À cette vue, le kâdi, comme l’avait prévu l’adolescente, parut confondu et plein de stupeur ; et il devint fort jaune de teint ; et ses jointures tremblèrent ; et il s’effondra sur le sol, sa tête précédant ses pieds, évanoui. Et moi, dès qu’il eut repris ses sens, je ne manquai pas de triompher de la tournure des événements, et je lui dis : « Hé bien, ya sidi El-Kâdi, qui d’entre nous est le menteur, et qui le véridique ? Louanges à Allah ! Me voici, je pense, justifié d’avoir perpétré le prétendu vol, de connivence avec la jeune femme ! Mais toi, qu’as-tu fait de ta sagesse et de ta jurisprudence ! Et comment, riche comme tu l’es, et nourri dans les lois, as-tu pris sur ta conscience de donner asile à une pauvre femme pour la trahir, en la volant et l’assassinant après l’avoir probablement violentée de la pire façon. C’est là, par ma vie ! un acte épouvantable dont il faut, sans retard, que j’instruise notre maître le sultan. Car je ne remplis pas mon devoir, en lui taisant l’affaire ; et comme rien ne reste caché, il ne manquerait pas de l’apprendre d’un autre côté ; et j’y perdrais du coup ma place et ma tête. »
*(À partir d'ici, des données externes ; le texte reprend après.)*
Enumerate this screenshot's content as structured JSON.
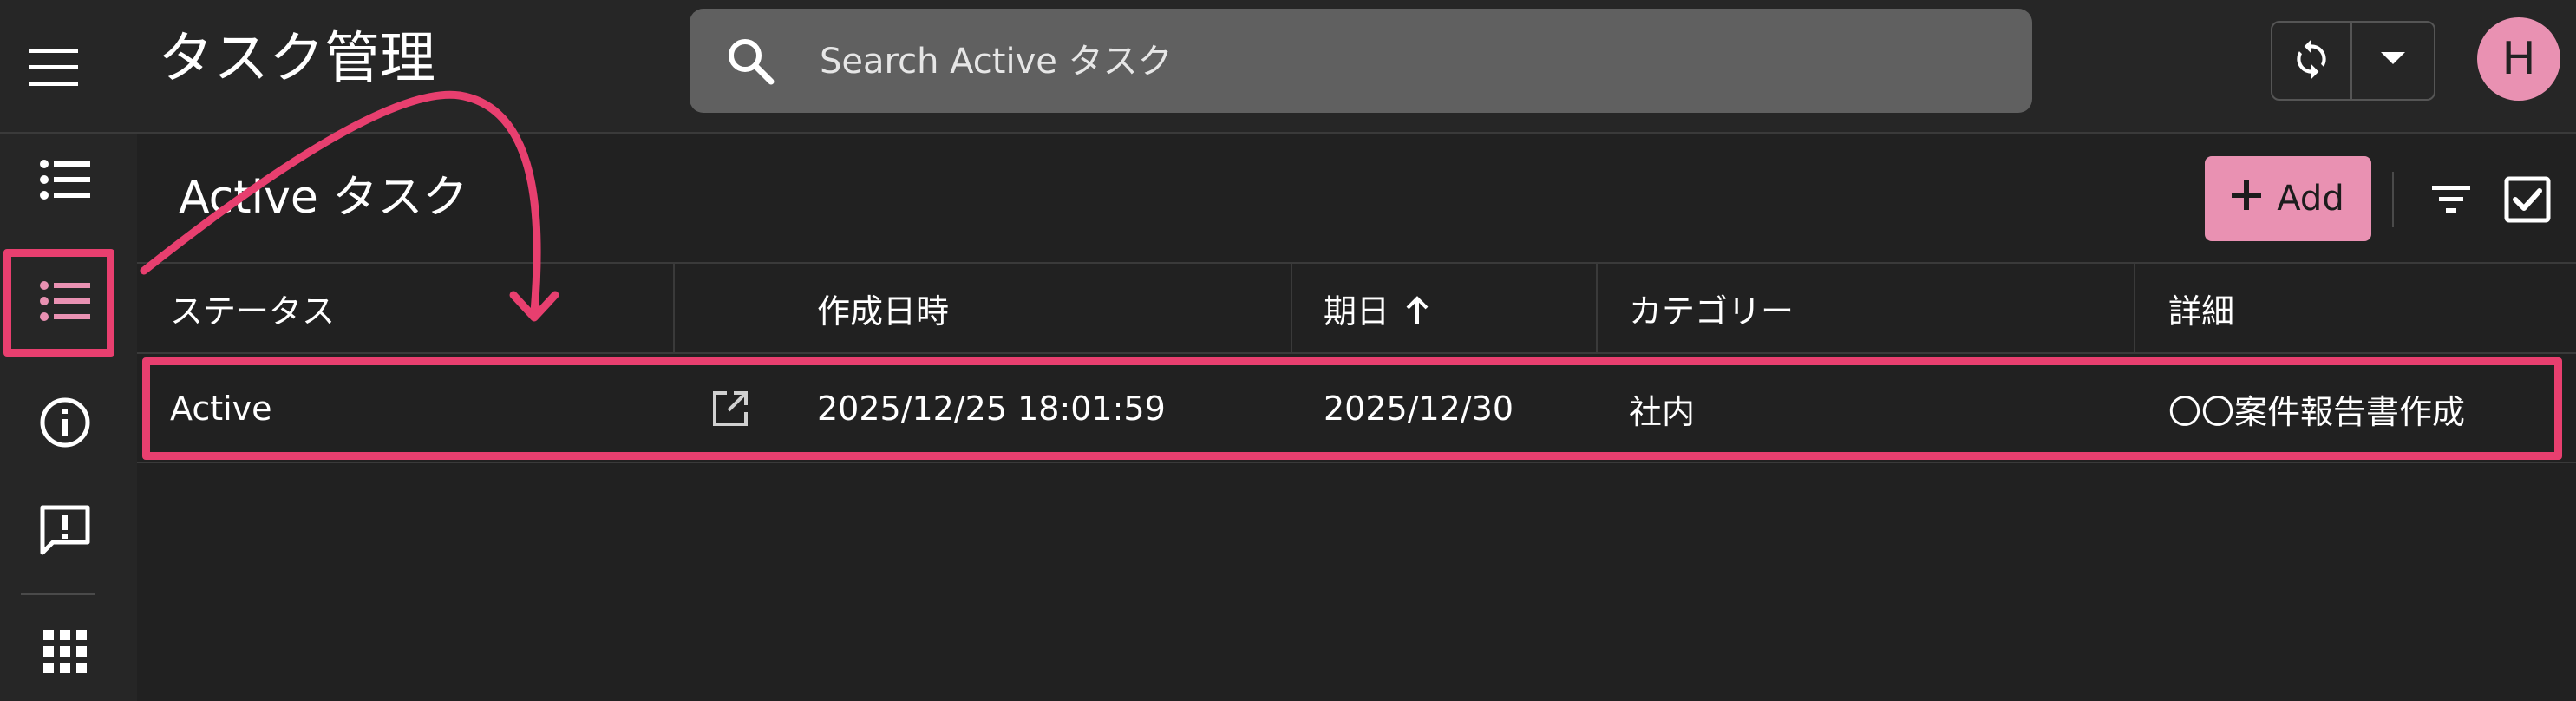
{
  "app": {
    "title": "タスク管理"
  },
  "search": {
    "placeholder": "Search Active タスク"
  },
  "user": {
    "initial": "H"
  },
  "section": {
    "title": "Active タスク"
  },
  "toolbar": {
    "add_label": "Add"
  },
  "table": {
    "headers": {
      "status": "ステータス",
      "created": "作成日時",
      "due": "期日",
      "category": "カテゴリー",
      "detail": "詳細"
    },
    "sort": {
      "column": "期日",
      "direction": "ascending"
    },
    "rows": [
      {
        "status": "Active",
        "created": "2025/12/25 18:01:59",
        "due": "2025/12/30",
        "category": "社内",
        "detail": "〇〇案件報告書作成"
      }
    ]
  },
  "colors": {
    "background": "#212121",
    "accent": "#e991b2",
    "annotation": "#e83f6f",
    "search_bg": "#606060"
  },
  "icons": {
    "top": [
      "menu-icon",
      "search-icon",
      "sync-icon",
      "caret-down-icon"
    ],
    "nav": [
      "list-icon",
      "list-icon",
      "info-icon",
      "feedback-icon",
      "apps-grid-icon"
    ],
    "toolbar": [
      "plus-icon",
      "filter-icon",
      "checkbox-checked-icon"
    ],
    "row": [
      "open-external-icon",
      "sort-arrow-up-icon"
    ]
  }
}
Et l’infortuné kâdi, à la limite de la stupeur, se tenait là, devant moi, les yeux large ouverts, semblant ne rien entendre, ni rien comprendre à tout cela. Et, plein de trouble et d’angoisse, il restait immobile, semblable à un arbre mort. Car la nuit s’étant faite dans son esprit, et il ne savait plus distinguer son bras droit de son bras gauche, ni le vrai du faux. Et lorsqu’il fut revenu quelque peu de son hébétude, il me dit : « Ô capitaine Moïn, c’est là une affaire obscure qu’Allah seul peut comprendre. Mais, si tu veux ne pas l’ébruiter, tu ne le regretteras pas ! » Et, ce disant, il se mit à me combler de prévenances et d’égards. Et il me remit un sac qui contenait, en quantité, autant de dinars d’or qu’il en avait perdus. Et il acheta de la sorte mon silence et éteignit un feu dont il redoutait les dégâts.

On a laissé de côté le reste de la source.